Paliometros v. Loyola

DISSENTING OPINION BY

POPOVICH, J.:

¶ 1 The majority states that “Appellants, as innkeepers, knowing that a fraternity party was going to take place where there undoubtedly would be underage drinking going on, owed to Appellee the affirmative duty to exercise reasonable care under the circumstances, and to take precautions by having some supervisory personnel physically present on the premises to monitor both the premises and the conduct occurring upon the same in order to prevent any possible injury to Appellee, as a business invitee on their premises.” Majority opinion, at 10. From this, the majority concludes that Appellants breached their duty of care under the circumstances and in their position as an innkeeper. I respectfully disagree.

¶ 2 Negligence has four elements: duty, breach of the duty, a causal connection between the breach and the resulting injury, and actual damages. T.A. v. Allen, 447 Pa.Super. 302, 669 A.2d 360 (1995). In the present case, I would find that Appellee failed to establish a causal connection between Appellants’ breach of duty and her injury.
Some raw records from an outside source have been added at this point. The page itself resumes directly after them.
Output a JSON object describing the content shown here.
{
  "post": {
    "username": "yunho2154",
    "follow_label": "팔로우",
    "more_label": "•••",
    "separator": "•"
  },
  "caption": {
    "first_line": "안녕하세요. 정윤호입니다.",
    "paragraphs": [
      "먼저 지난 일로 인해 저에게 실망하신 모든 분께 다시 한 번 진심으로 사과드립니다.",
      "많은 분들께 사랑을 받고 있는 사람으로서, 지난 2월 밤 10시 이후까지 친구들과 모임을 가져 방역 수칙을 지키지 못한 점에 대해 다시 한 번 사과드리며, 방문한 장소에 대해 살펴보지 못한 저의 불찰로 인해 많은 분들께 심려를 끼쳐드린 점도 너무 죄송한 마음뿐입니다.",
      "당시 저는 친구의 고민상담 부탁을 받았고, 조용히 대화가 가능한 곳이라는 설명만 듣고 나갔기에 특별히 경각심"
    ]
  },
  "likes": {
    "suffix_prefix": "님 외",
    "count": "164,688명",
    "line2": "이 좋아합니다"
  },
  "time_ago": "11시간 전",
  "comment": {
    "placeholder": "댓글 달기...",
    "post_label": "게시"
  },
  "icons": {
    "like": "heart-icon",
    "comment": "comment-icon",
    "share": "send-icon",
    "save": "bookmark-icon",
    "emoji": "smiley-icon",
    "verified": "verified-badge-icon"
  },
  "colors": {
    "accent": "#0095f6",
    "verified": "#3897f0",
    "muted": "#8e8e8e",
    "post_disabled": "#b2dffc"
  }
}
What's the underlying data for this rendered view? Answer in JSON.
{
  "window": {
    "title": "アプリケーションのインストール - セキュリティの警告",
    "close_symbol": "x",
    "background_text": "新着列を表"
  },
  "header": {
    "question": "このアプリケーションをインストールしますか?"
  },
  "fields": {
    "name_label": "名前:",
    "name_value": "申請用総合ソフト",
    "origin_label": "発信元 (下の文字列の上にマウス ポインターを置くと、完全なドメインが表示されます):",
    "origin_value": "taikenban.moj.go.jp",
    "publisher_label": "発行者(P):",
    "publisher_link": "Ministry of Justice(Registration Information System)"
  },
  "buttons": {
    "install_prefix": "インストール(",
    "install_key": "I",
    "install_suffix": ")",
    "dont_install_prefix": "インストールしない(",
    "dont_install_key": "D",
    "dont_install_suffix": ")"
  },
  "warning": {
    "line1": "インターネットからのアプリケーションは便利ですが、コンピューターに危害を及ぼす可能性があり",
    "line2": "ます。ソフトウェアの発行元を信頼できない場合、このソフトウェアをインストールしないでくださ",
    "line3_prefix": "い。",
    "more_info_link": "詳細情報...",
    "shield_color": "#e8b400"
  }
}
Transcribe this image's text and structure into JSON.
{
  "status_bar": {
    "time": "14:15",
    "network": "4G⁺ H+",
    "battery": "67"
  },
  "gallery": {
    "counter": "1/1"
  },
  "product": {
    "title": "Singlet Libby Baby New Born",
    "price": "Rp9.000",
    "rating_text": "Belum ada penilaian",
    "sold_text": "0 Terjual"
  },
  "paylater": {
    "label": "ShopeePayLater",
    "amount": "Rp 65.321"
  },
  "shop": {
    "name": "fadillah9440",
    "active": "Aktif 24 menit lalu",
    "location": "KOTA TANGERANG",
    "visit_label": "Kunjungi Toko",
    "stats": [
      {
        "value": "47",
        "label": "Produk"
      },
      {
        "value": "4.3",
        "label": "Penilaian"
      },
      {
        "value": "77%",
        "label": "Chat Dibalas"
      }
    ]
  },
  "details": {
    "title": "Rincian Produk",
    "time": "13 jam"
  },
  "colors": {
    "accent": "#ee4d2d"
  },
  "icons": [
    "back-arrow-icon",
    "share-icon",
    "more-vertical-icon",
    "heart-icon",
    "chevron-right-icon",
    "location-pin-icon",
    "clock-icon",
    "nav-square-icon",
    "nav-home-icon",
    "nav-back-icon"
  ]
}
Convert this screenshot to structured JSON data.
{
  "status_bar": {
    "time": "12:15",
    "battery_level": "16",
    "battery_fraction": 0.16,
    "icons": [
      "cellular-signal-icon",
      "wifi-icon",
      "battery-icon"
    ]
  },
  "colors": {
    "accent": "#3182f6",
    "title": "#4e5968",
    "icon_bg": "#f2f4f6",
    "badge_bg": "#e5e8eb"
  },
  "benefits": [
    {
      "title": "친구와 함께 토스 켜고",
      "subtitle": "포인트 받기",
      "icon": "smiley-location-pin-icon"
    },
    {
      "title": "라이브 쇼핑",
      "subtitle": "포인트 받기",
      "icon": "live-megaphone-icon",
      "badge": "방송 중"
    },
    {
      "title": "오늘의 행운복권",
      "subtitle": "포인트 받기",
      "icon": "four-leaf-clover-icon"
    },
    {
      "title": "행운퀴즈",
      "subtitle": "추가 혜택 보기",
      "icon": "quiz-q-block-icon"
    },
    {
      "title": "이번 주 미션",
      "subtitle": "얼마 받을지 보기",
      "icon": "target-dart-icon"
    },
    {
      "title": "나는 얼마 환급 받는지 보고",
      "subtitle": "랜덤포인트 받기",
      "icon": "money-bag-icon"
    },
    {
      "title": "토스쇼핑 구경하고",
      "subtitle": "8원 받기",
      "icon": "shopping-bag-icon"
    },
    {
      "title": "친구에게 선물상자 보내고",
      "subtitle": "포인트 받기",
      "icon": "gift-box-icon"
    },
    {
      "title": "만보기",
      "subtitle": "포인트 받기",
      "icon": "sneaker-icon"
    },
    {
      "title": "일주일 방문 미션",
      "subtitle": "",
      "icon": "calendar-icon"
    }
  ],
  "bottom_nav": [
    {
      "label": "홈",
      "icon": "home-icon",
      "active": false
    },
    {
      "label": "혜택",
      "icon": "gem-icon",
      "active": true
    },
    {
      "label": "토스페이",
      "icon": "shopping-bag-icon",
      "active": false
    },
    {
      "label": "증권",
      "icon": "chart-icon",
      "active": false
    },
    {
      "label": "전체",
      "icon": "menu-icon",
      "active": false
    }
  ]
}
¶ 3 In analyzing section 344 of the Restatement of Torts (Second), this Court stated that a business owed a duty to any business invitee, namely, that it would take reasonable precaution against harmful third party conduct that might be reasonably anticipated. Rabutino, Administratrix of the Estate of William Impagliazzo v. Freedom State Realty Co., Inc., et. al., 809 A.2d 933, 939 (Pa.Super.2002) (emphasis added). I believe that Appellee failed to prove that Appellants should have reasonably anticipated a sexual assault at the fraternity party based on the conduct of the partygoers. While there were underage persons consuming alcohol, their conduct, along with the persons of age, could not, in my mind, have caused Appellants to reasonably anticipate Diego Loyola’s sexual assault of Appellee. Further, the sexual assault occurred in an unoccupied room that had been rented by the fraternity. It did not occur in an area in which Appellants’ personnel would have been patrolling. These factors, I believe, distinguish it from Rabutino, in which the business could have reasonably anticipated a shooting where racial tensions were readily observable and gunshots were previously heard.

¶4 Accordingly, I do not find a causal connection between Appellants’ failure to supervise the premises during the party and the sexual assault of Appellee by Diego Loyola in a room at the motel rented by the fraternity. For this reason, I respectfully dissent.